Police officials said the department supports the efforts of citizen crime prevention, particularly those that have block patrols.

Community policing

The grass-roots efforts that have already begun go hand-in-hand with community policing, a plan to put foot patrol officers back into neighborhoods. The department is experimenting with community policing on a limited basis in East and West Baltimore. This kind of policing is based on a close relationship between police and neighborhood residents.

Agent Linda Rodriguez described community policing as "the empowerment of citizens in the neighborhood working in partnership with the Police Department to affect crime."

Sgt. Robert Lassahn of the police crime resistance unit said citizen block-patrol groups have proven to be an effective deterrent to crime.

"Some of [the citizens' groups] have been formed out of frustration [with the rising crime]. We can't be everywhere at once," Sergeant Lassahn said."

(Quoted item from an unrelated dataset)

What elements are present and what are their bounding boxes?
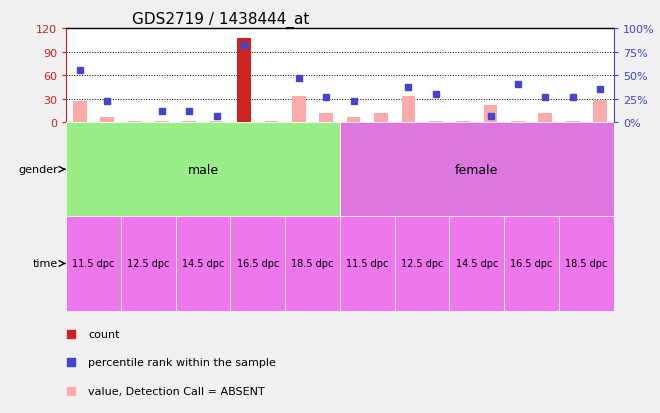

In Parkview -- a West Baltimore neighborhood bounded by Reisterstown Road, Gwynns Falls Parkway, Auchentoroly Terrace and Fulton Avenue -- residents patrol with walkie-talkies. They report drug dealing and suspicious activity to the police.

While the department supports citizen patrols, it does not advocate vigilantism, said Sgt. Larry Lewis, also assigned to the crime resistance unit.

"We don't want them trying to lock anybody up. Enforcement is (( our responsibility," Sergeant Lewis said.

Helping police

Mr. Stokes said his group is trying to help the police rather than trying to replace them.

"When the police leave, the problem is still there. They're [police officers] doing all they can, but there's not enough police out there," Mr. Stokes said.

He said he is satisfied with the police presence in the area but that more needs to be done.